Mentink: I think it has helped tremendously that I used to play sports... sometimes coaches will still throw me a glove and ask me to warm them up. Hopefully I continue to earn that respect by asking educated questions.
Mentink: Do it. If you want to do this, do it. Don't look at the numbers, don't let anyone tell you how hard it is to find a job. If you love what you do, you never work a day in your life, I love what I do.
Mentink: If you want to be taken seriously then act like it, dress like it, study, do your homework. Be prepared for everything you cover. If you don't know something - find out. Ask questions to people; don't say things like "Can you talk about your defense". Ask a question about their defense.
Mentink: I am going to go back to my playing days. I played for the Silver Bullets women's professional baseball team. I used to train at the University of Washington with the guys from their baseball team. I would just rotate through the drills like the rest of the team. On one day The Naval Academy baseball team came in to watch practice; they were going to play the Huskies the next day.

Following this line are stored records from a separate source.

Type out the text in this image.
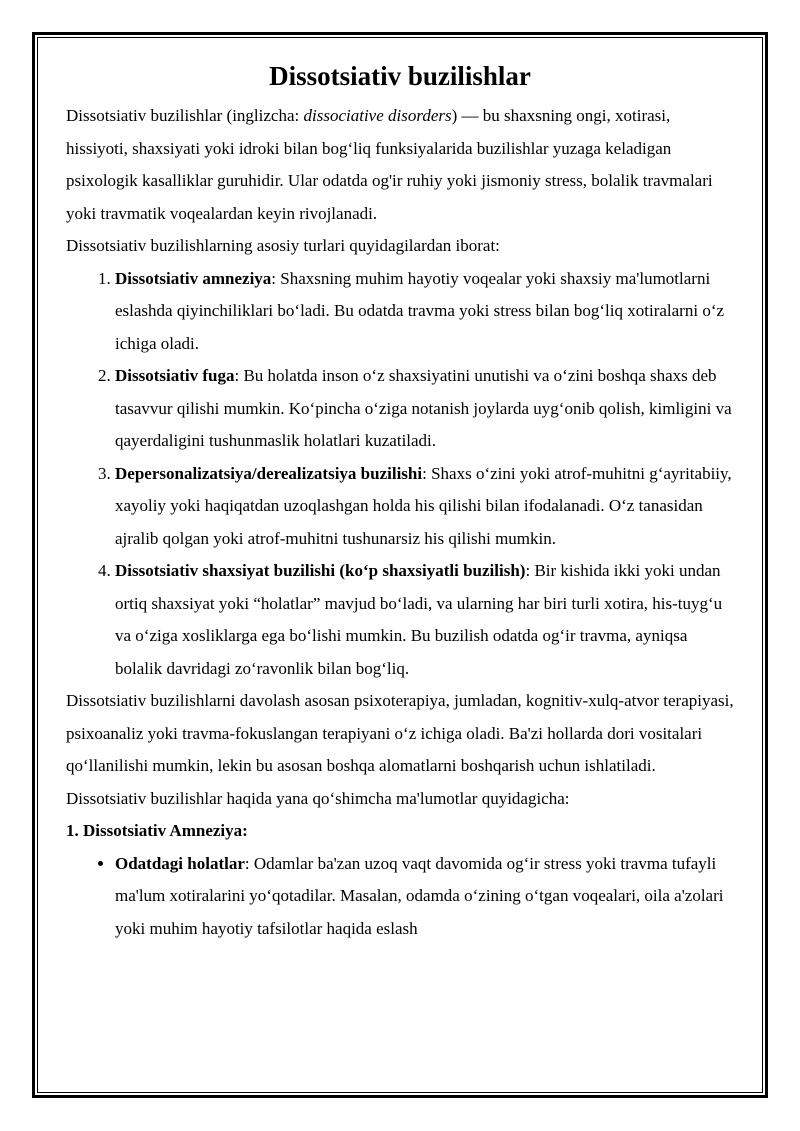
Dissotsiativ buzilishlar

Dissotsiativ buzilishlar (inglizcha: dissociative disorders) — bu shaxsning ongi, xotirasi, hissiyoti, shaxsiyati yoki idroki bilan bog‘liq funksiyalarida buzilishlar yuzaga keladigan psixologik kasalliklar guruhidir. Ular odatda og'ir ruhiy yoki jismoniy stress, bolalik travmalari yoki travmatik voqealardan keyin rivojlanadi.

Dissotsiativ buzilishlarning asosiy turlari quyidagilardan iborat:

1. Dissotsiativ amneziya: Shaxsning muhim hayotiy voqealar yoki shaxsiy ma'lumotlarni eslashda qiyinchiliklari bo‘ladi. Bu odatda travma yoki stress bilan bog‘liq xotiralarni o‘z ichiga oladi.
2. Dissotsiativ fuga: Bu holatda inson o‘z shaxsiyatini unutishi va o‘zini boshqa shaxs deb tasavvur qilishi mumkin. Ko‘pincha o‘ziga notanish joylarda uyg‘onib qolish, kimligini va qayerdaligini tushunmaslik holatlari kuzatiladi.
3. Depersonalizatsiya/derealizatsiya buzilishi: Shaxs o‘zini yoki atrof-muhitni g‘ayritabiiy, xayoliy yoki haqiqatdan uzoqlashgan holda his qilishi bilan ifodalanadi. O‘z tanasidan ajralib qolgan yoki atrof-muhitni tushunarsiz his qilishi mumkin.
4. Dissotsiativ shaxsiyat buzilishi (ko‘p shaxsiyatli buzilish): Bir kishida ikki yoki undan ortiq shaxsiyat yoki “holatlar” mavjud bo‘ladi, va ularning har biri turli xotira, his-tuyg‘u va o‘ziga xosliklarga ega bo‘lishi mumkin. Bu buzilish odatda og‘ir travma, ayniqsa bolalik davridagi zo‘ravonlik bilan bog‘liq.

Dissotsiativ buzilishlarni davolash asosan psixoterapiya, jumladan, kognitiv-xulq-atvor terapiyasi, psixoanaliz yoki travma-fokuslangan terapiyani o‘z ichiga oladi. Ba'zi hollarda dori vositalari qo‘llanilishi mumkin, lekin bu asosan boshqa alomatlarni boshqarish uchun ishlatiladi.

Dissotsiativ buzilishlar haqida yana qo‘shimcha ma'lumotlar quyidagicha:

1. Dissotsiativ Amneziya:

• Odatdagi holatlar: Odamlar ba'zan uzoq vaqt davomida og‘ir stress yoki travma tufayli ma'lum xotiralarini yo‘qotadilar. Masalan, odamda o‘zining o‘tgan voqealari, oila a'zolari yoki muhim hayotiy tafsilotlar haqida eslash
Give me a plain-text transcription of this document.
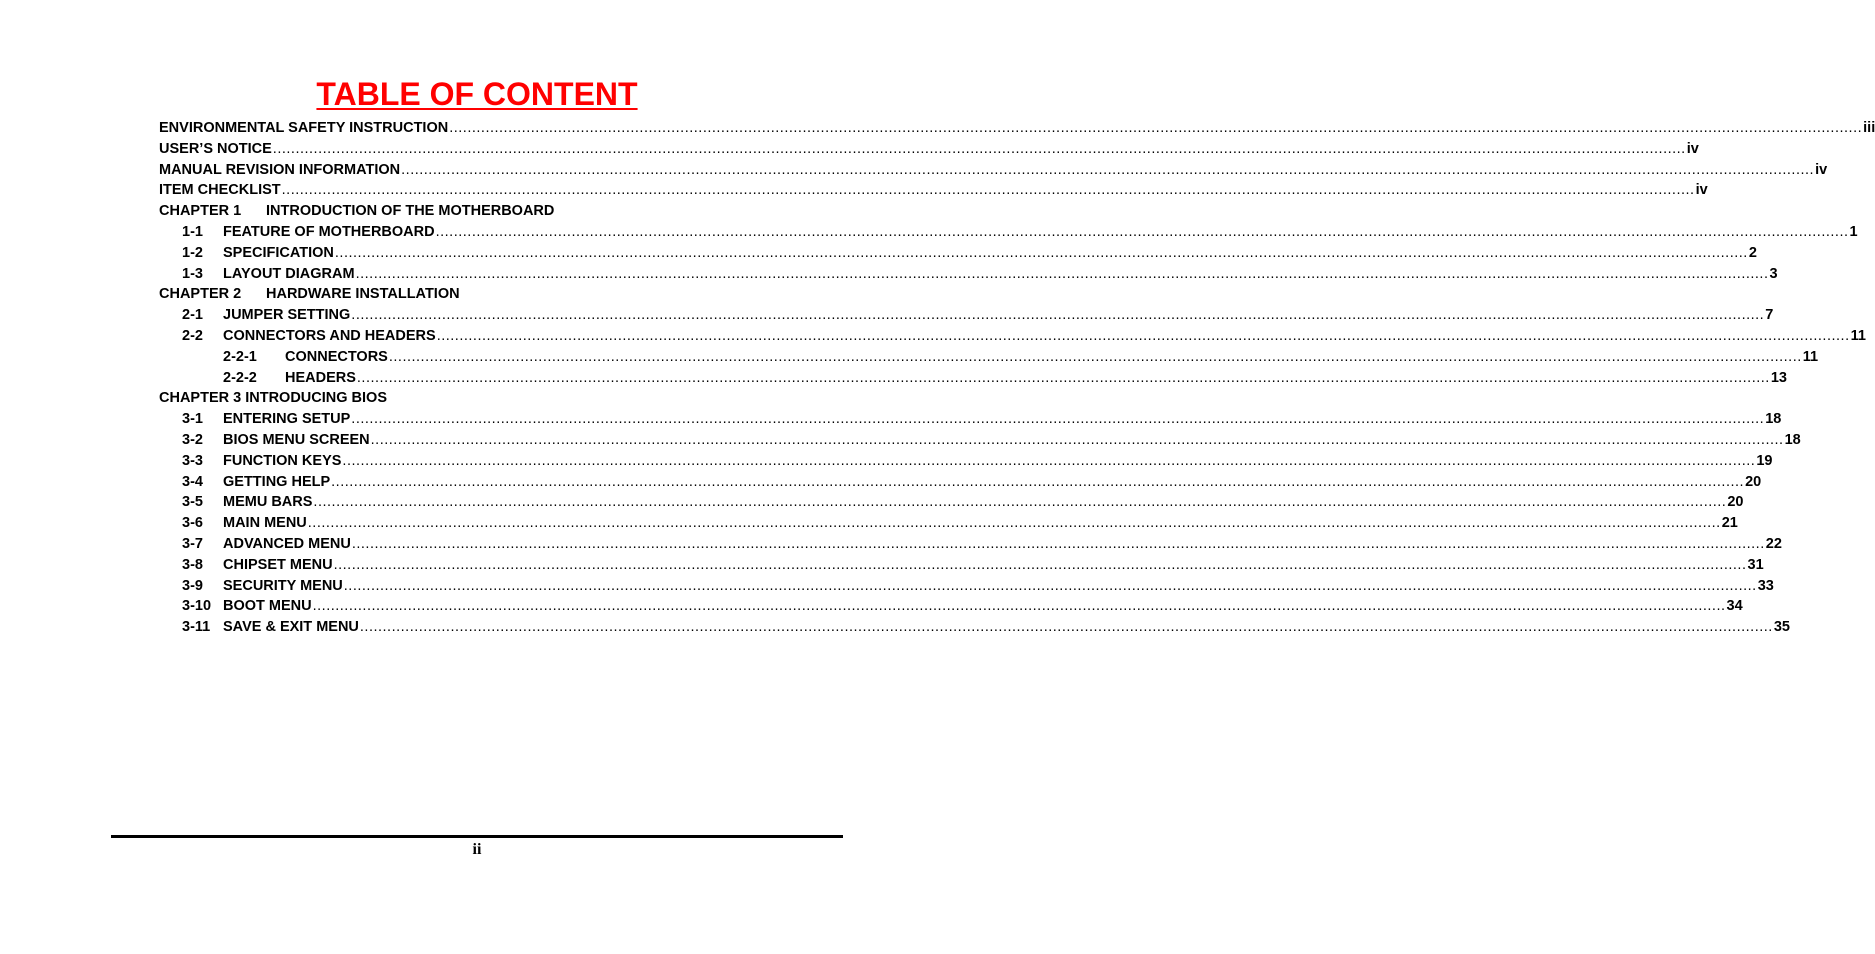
TABLE OF CONTENT
ENVIRONMENTAL SAFETY INSTRUCTION ........................................................................................................................................................................................................................................................................................................................ iii
USER’S NOTICE ........................................................................................................................................................................................................................................................................................................................ iv
MANUAL REVISION INFORMATION ........................................................................................................................................................................................................................................................................................................................ iv
ITEM CHECKLIST ........................................................................................................................................................................................................................................................................................................................ iv
CHAPTER 1 INTRODUCTION OF THE MOTHERBOARD
1-1 FEATURE OF MOTHERBOARD ........................................................................................................................................................................................................................................................................................................................ 1
1-2 SPECIFICATION ........................................................................................................................................................................................................................................................................................................................ 2
1-3 LAYOUT DIAGRAM ........................................................................................................................................................................................................................................................................................................................ 3
CHAPTER 2 HARDWARE INSTALLATION
2-1 JUMPER SETTING ........................................................................................................................................................................................................................................................................................................................ 7
2-2 CONNECTORS AND HEADERS ........................................................................................................................................................................................................................................................................................................................ 11
2-2-1 CONNECTORS ........................................................................................................................................................................................................................................................................................................................ 11
2-2-2 HEADERS ........................................................................................................................................................................................................................................................................................................................ 13
CHAPTER 3 INTRODUCING BIOS
3-1 ENTERING SETUP ........................................................................................................................................................................................................................................................................................................................ 18
3-2 BIOS MENU SCREEN ........................................................................................................................................................................................................................................................................................................................ 18
3-3 FUNCTION KEYS ........................................................................................................................................................................................................................................................................................................................ 19
3-4 GETTING HELP ........................................................................................................................................................................................................................................................................................................................ 20
3-5 MEMU BARS ........................................................................................................................................................................................................................................................................................................................ 20
3-6 MAIN MENU ........................................................................................................................................................................................................................................................................................................................ 21
3-7 ADVANCED MENU ........................................................................................................................................................................................................................................................................................................................ 22
3-8 CHIPSET MENU ........................................................................................................................................................................................................................................................................................................................ 31
3-9 SECURITY MENU ........................................................................................................................................................................................................................................................................................................................ 33
3-10 BOOT MENU ........................................................................................................................................................................................................................................................................................................................ 34
3-11 SAVE & EXIT MENU ........................................................................................................................................................................................................................................................................................................................ 35
ii
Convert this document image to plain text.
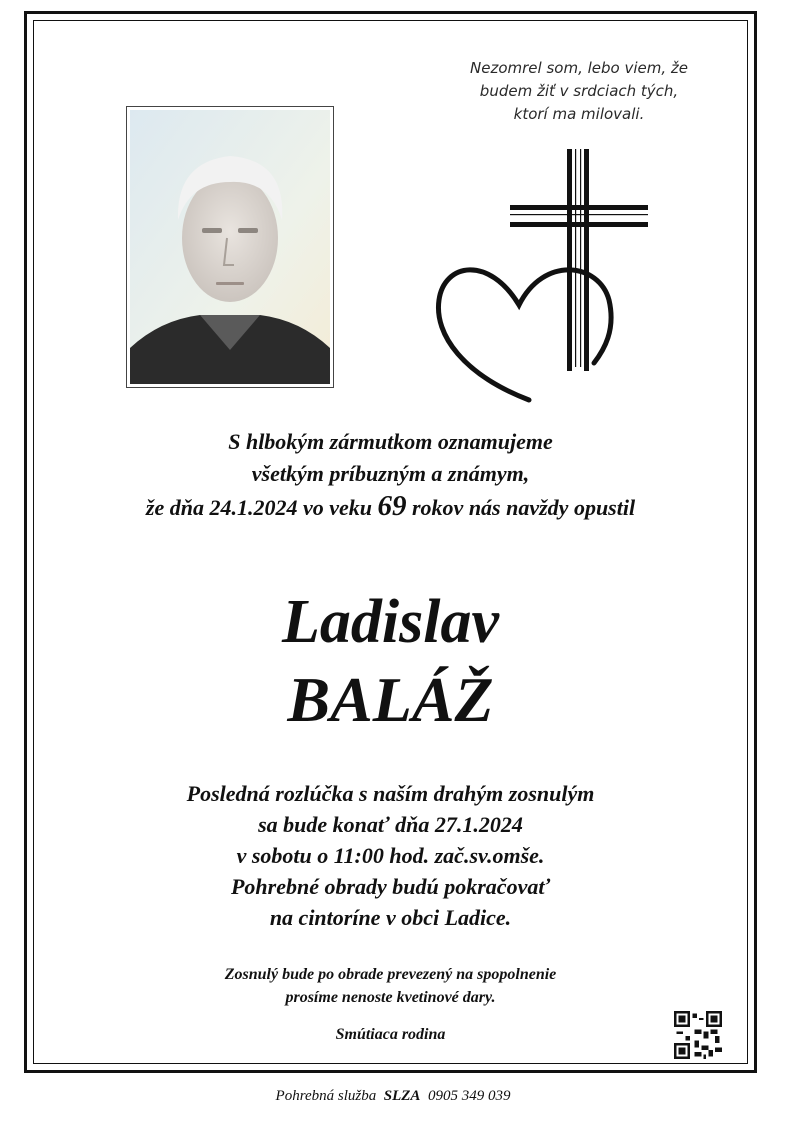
Nezomrel som, lebo viem, že
budem žiť v srdciach tých,
ktorí ma milovali.
S hlbokým zármutkom oznamujeme
všetkým príbuzným a známym,
že dňa 24.1.2024 vo veku 69 rokov nás navždy opustil
Ladislav
BALÁŽ
Posledná rozlúčka s naším drahým zosnulým
sa bude konať dňa 27.1.2024
v sobotu o 11:00 hod. zač.sv.omše.
Pohrebné obrady budú pokračovať
na cintoríne v obci Ladice.
Zosnulý bude po obrade prevezený na spopolnenie
prosíme nenoste kvetinové dary.
Smútiaca rodina
Pohrebná služba SLZA 0905 349 039
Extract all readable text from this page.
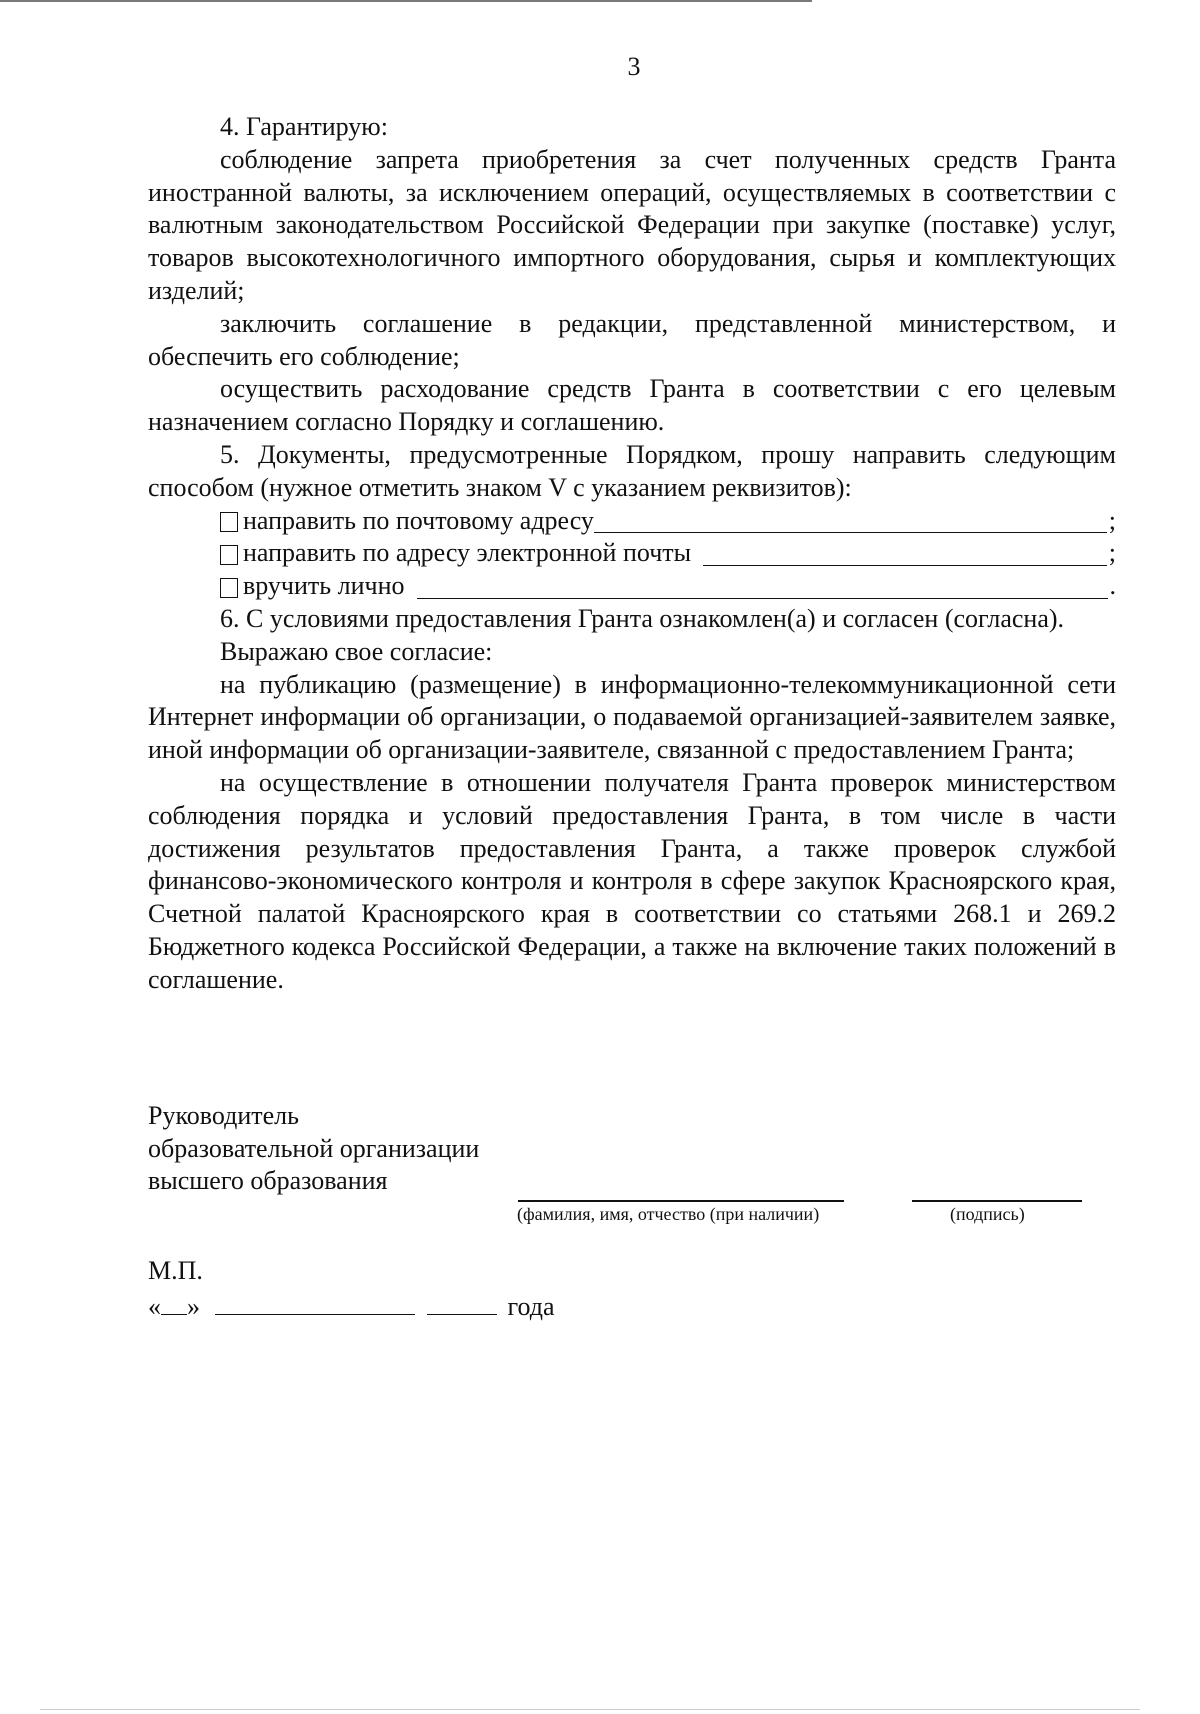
3

4. Гарантирую:

соблюдение запрета приобретения за счет полученных средств Гранта иностранной валюты, за исключением операций, осуществляемых в соответствии с валютным законодательством Российской Федерации при закупке (поставке) услуг, товаров высокотехнологичного импортного оборудования, сырья и комплектующих изделий;

заключить соглашение в редакции, представленной министерством, и обеспечить его соблюдение;

осуществить расходование средств Гранта в соответствии с его целевым назначением согласно Порядку и соглашению.

5. Документы, предусмотренные Порядком, прошу направить следующим способом (нужное отметить знаком V с указанием реквизитов):

направить по почтовому адресу	;
направить по адресу электронной почты	;
вручить лично	.

6. С условиями предоставления Гранта ознакомлен(а) и согласен (согласна).

Выражаю свое согласие:

на публикацию (размещение) в информационно-телекоммуникационной сети Интернет информации об организации, о подаваемой организацией-заявителем заявке, иной информации об организации-заявителе, связанной с предоставлением Гранта;

на осуществление в отношении получателя Гранта проверок министерством соблюдения порядка и условий предоставления Гранта, в том числе в части достижения результатов предоставления Гранта, а также проверок службой финансово-экономического контроля и контроля в сфере закупок Красноярского края, Счетной палатой Красноярского края в соответствии со статьями 268.1 и 269.2 Бюджетного кодекса Российской Федерации, а также на включение таких положений в соглашение.

Руководитель
образовательной организации
высшего образования
(фамилия, имя, отчество (при наличии)	(подпись)
М.П.
« »	года
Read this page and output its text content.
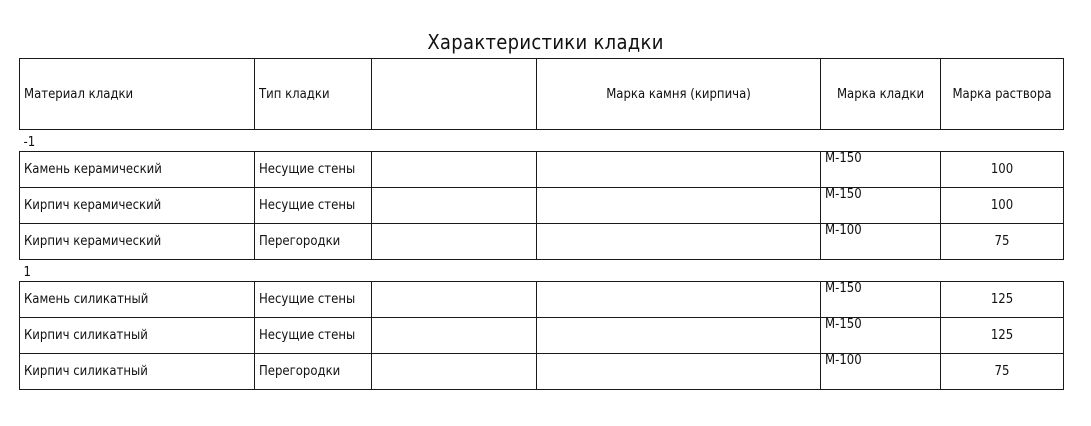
Характеристики кладки
Материал кладки	Тип кладки		Марка камня (кирпича)	Марка кладки	Марка раствора
-1					
Камень керамический	Несущие стены			М-150	100
Кирпич керамический	Несущие стены			М-150	100
Кирпич керамический	Перегородки			М-100	75
1					
Камень силикатный	Несущие стены			М-150	125
Кирпич силикатный	Несущие стены			М-150	125
Кирпич силикатный	Перегородки			М-100	75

I just rotated onto the field to face live pitching and I swung wood bats because that's what we played with. The first pitch I got fisted, and broke my bat…it was at this point that I think the entire Naval Academy team started to realize I was a woman on the field. I could hear them saying "is that a woman, she doesn't play on the team does she?" My brother was a third generation graduate of the Academy, so all of a sudden I am feeling so much pressure, the next pitch was a ball, the third pitch was a slider I lined into right field. I still smile when I think of that hit. Most might view the same hit as a meaningless hit in a meaningless practice but it wasn't for me. Not even close.